According to the proponents, the increase in bonds issued in Switzerland and other investment vehicles would create additional well-paid jobs in the finance departments of companies, as well as in banks and consultants. This brings additional tax revenue to the state. Secondly, the elimination of interest on new bonds should lower financing costs for borrowers. The state, which often issues bonds, also benefits from this. According to a rough estimate by the federal government, the federal government, cantons and municipalities could reduce their financing costs by a total of CHF 60 to 200 million per year.
The short-term tax losses, on the other hand, are small because the elimination of the withholding tax is limited to new obligations; with an estimated term of the affected bonds of nine to ten years on average, the full losses would not be expected until after 2030. According to the reformers, these losses would be more than offset by the positive effects of the economic revival. In the ballot booklet, the Federal Council ventures out onto the branches: In the best-case scenario, the reform could “finance itself as early as the year it comes into effect”.
Without changes in behavior (i.e. without taking the economic revival into account), the Federal Council expects a drop in income of less than CHF 100 million for the first year and between CHF 215 and 275 million per year in the long term; the largest part falls to the Confederation. In addition, there are “non-quantifiable” effects due to certain special rules for sales tax. These estimates assume an average coupon rate of 1 percent. If interest rates were higher, correspondingly higher effects would have to be expected without changes in behavior. However, the positive effects of the reform would also be greater if interest rates were higher.
In parliament, the left bloc (SP/Greens) rejected the reform. The trade unions are also against it. The SP seized the referendum. Opponents raise four main points of criticism.
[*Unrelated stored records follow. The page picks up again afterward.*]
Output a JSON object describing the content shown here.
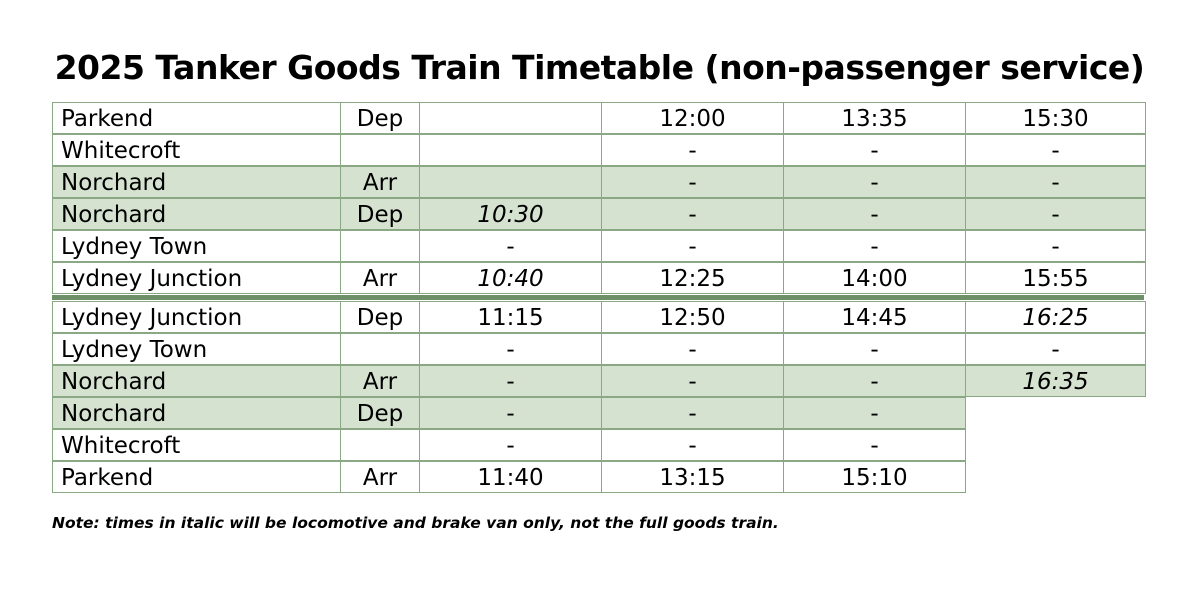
{
  "title": "2025 Tanker Goods Train Timetable (non-passenger service)",
  "colors": {
    "shaded_row": "#d6e2d0",
    "grid_border": "#8aa884",
    "divider": "#6e9068"
  },
  "outbound_rows": [
    {
      "station": "Parkend",
      "type": "Dep",
      "t1": "",
      "t2": "12:00",
      "t3": "13:35",
      "t4": "15:30",
      "shaded": false,
      "t1_italic": false,
      "t4_italic": false
    },
    {
      "station": "Whitecroft",
      "type": "",
      "t1": "",
      "t2": "-",
      "t3": "-",
      "t4": "-",
      "shaded": false,
      "t1_italic": false,
      "t4_italic": false
    },
    {
      "station": "Norchard",
      "type": "Arr",
      "t1": "",
      "t2": "-",
      "t3": "-",
      "t4": "-",
      "shaded": true,
      "t1_italic": false,
      "t4_italic": false
    },
    {
      "station": "Norchard",
      "type": "Dep",
      "t1": "10:30",
      "t2": "-",
      "t3": "-",
      "t4": "-",
      "shaded": true,
      "t1_italic": true,
      "t4_italic": false
    },
    {
      "station": "Lydney Town",
      "type": "",
      "t1": "-",
      "t2": "-",
      "t3": "-",
      "t4": "-",
      "shaded": false,
      "t1_italic": false,
      "t4_italic": false
    },
    {
      "station": "Lydney Junction",
      "type": "Arr",
      "t1": "10:40",
      "t2": "12:25",
      "t3": "14:00",
      "t4": "15:55",
      "shaded": false,
      "t1_italic": true,
      "t4_italic": false
    }
  ],
  "return_rows": [
    {
      "station": "Lydney Junction",
      "type": "Dep",
      "t1": "11:15",
      "t2": "12:50",
      "t3": "14:45",
      "t4": "16:25",
      "shaded": false,
      "t1_italic": false,
      "t4_italic": true,
      "t4_present": true
    },
    {
      "station": "Lydney Town",
      "type": "",
      "t1": "-",
      "t2": "-",
      "t3": "-",
      "t4": "-",
      "shaded": false,
      "t1_italic": false,
      "t4_italic": false,
      "t4_present": true
    },
    {
      "station": "Norchard",
      "type": "Arr",
      "t1": "-",
      "t2": "-",
      "t3": "-",
      "t4": "16:35",
      "shaded": true,
      "t1_italic": false,
      "t4_italic": true,
      "t4_present": true
    },
    {
      "station": "Norchard",
      "type": "Dep",
      "t1": "-",
      "t2": "-",
      "t3": "-",
      "t4": "",
      "shaded": true,
      "t1_italic": false,
      "t4_italic": false,
      "t4_present": false
    },
    {
      "station": "Whitecroft",
      "type": "",
      "t1": "-",
      "t2": "-",
      "t3": "-",
      "t4": "",
      "shaded": false,
      "t1_italic": false,
      "t4_italic": false,
      "t4_present": false
    },
    {
      "station": "Parkend",
      "type": "Arr",
      "t1": "11:40",
      "t2": "13:15",
      "t3": "15:10",
      "t4": "",
      "shaded": false,
      "t1_italic": false,
      "t4_italic": false,
      "t4_present": false
    }
  ],
  "note": "Note: times in italic will be locomotive and brake van only, not the full goods train."
}
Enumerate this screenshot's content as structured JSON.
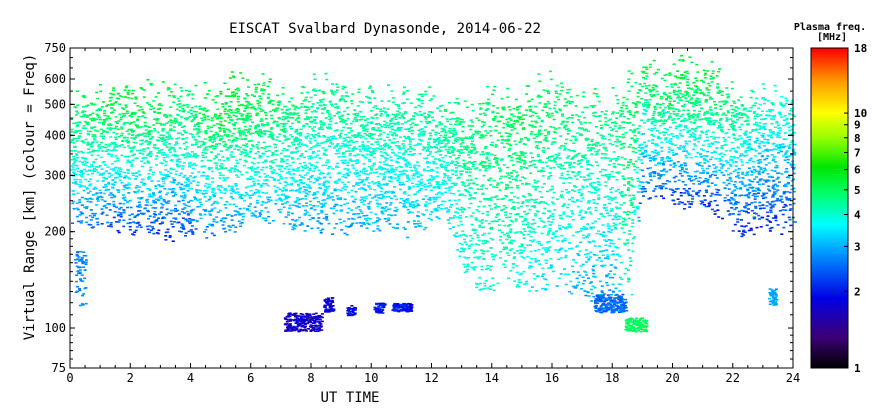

First: The reform only benefits large corporations and foreign investors, while ordinary people in Switzerland have nothing to gain from it. Second: The Federal Council overestimates the economic benefits. Third: If interest rates are higher, the tax losses for the state are significantly greater than the Federal Council is planning. And fourthly: the abolition of withholding tax on interest on Swiss bonds will create a new tax loophole; tax evasion will thus increase, which will result in further losses for the tax authorities.
According to the referendum committee, the reform could lead to tax losses of “up to CHF 800 million” per year. This is at the expense of the citizens. Opponents also criticize the planned inequality between new bonds (no withholding tax) and bank accounts for residents (withholding tax remains).